Daily Dilution Report - Mar 10, 2026
All Events
$AESI (MC: $1.5B)
- The filing primarily discusses a "Global Framework Agreement" (GFA) between Atlas Energy Solutions ProjectCo, LLC and Caterpillar Inc. This agreement involves the commitment to purchase power generation equipment and a reservation of capacity, with associated payments and potential future adjustments. However, it does not detail the issuance of warrants, convertible notes, convertible preferred stock, ATM programs, equity lines, direct offerings, PIPE deals, or stock compensation plans with specific dilutionary terms.
$WOLF (MC: $801M)
- Renesas Warrant: 4.9M shares issuable @ $23.95/share.
- New Renesas 2L Convertible Notes: ~$203.6M principal, up to 11.1M shares.

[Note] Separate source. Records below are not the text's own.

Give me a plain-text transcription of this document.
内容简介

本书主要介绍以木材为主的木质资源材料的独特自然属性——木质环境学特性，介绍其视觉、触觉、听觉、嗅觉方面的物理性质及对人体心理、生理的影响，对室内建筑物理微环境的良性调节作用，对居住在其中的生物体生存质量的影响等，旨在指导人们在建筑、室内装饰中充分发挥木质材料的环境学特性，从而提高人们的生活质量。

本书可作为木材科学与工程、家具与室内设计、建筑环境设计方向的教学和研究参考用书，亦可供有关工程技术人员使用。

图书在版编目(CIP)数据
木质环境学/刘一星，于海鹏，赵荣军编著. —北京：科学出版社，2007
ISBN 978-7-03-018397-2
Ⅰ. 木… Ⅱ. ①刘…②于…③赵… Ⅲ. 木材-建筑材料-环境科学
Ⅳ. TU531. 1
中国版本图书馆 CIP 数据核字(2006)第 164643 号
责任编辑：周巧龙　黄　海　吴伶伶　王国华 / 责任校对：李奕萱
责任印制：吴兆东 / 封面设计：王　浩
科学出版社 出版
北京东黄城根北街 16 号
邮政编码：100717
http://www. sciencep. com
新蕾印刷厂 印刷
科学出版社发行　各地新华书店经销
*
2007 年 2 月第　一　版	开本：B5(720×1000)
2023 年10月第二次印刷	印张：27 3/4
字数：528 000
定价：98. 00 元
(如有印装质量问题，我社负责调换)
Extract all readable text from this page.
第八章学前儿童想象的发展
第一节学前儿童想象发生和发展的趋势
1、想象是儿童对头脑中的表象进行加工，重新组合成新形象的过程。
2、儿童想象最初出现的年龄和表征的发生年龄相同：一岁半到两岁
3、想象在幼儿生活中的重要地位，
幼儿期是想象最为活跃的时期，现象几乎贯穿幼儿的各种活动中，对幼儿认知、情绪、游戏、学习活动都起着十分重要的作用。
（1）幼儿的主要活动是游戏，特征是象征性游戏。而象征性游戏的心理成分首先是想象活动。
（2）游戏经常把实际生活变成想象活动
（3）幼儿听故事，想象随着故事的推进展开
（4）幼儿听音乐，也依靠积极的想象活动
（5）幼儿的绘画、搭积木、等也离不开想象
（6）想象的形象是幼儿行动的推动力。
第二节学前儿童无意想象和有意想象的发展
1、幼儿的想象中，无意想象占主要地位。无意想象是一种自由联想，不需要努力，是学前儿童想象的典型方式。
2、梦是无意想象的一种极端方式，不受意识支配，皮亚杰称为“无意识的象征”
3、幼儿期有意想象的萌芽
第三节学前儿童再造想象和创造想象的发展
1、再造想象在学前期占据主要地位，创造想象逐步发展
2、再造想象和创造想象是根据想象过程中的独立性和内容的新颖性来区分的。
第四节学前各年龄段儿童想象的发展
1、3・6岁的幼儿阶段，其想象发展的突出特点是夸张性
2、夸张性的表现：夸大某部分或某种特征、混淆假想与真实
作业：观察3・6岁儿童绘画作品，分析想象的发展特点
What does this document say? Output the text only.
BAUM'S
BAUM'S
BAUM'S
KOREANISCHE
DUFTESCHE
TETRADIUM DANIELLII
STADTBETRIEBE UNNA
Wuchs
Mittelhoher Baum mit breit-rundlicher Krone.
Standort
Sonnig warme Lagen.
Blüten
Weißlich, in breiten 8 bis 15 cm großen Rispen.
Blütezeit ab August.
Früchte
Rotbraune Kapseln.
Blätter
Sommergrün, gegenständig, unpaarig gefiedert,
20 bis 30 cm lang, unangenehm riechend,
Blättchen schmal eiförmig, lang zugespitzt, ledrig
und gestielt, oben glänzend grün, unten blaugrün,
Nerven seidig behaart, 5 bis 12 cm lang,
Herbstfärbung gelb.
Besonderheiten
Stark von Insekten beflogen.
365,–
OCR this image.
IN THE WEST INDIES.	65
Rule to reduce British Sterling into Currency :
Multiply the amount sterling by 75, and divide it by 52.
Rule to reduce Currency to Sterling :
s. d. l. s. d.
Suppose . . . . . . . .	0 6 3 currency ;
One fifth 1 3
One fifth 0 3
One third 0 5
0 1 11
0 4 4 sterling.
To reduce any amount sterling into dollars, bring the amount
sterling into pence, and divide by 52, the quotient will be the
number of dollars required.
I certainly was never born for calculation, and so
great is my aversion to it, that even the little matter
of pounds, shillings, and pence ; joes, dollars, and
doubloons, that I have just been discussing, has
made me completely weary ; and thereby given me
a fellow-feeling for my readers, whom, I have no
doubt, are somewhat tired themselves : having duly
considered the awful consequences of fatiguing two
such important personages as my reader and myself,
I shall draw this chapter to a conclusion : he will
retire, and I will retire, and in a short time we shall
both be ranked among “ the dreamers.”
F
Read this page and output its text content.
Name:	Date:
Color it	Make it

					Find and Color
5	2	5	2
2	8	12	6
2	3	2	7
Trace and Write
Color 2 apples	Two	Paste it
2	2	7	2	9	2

- New 2L Non-Renesas Convertible Notes: ~$331.375M principal, up to 25.6M shares.
$ACDC (MC: $982M)
- This SEC filing (Form 8-K) for ProFrac Holding Corp. ($ACDC) dated March 9, 2026, reports on the Ninth Amendment to their Credit Agreement.
$TRNS (MC: $671M)
- Analysis of Dilution Events:
- The filing primarily concerns a CEO transition and related compensation. While it mentions equity incentive awards, it does not provide the specific details required to classify them as immediate or planned dilution events *in this filing*. The key phrases are "equity incentive awards under the Company’s long-term incentive compensation plan, consistent with the Company’s historical awards for executive officers, with a target value of $2.3 million for fiscal 2027." This indicates a potential future grant, but the number of shares, exercise price, or other key terms are not disclosed here.
- The filing also mentions an "updated form of indemnification agreement," which is a standard corporate governance document and not a dilution instrument.
$TALK (MC: $857M)
- Type of instrument: Merger Consideration
- Details: Each outstanding share of Company Common Stock will be converted into the right to receive $5.25 in cash.
- Details: Vested Company Stock Options will be cancelled, with holders receiving cash equal to the Merger Consideration minus the per share exercise price. Unvested Company Stock Options will be converted into equity awards in respect of Parent Class B Shares. The number of Parent Class B Shares will be based on the Exchange Ratio.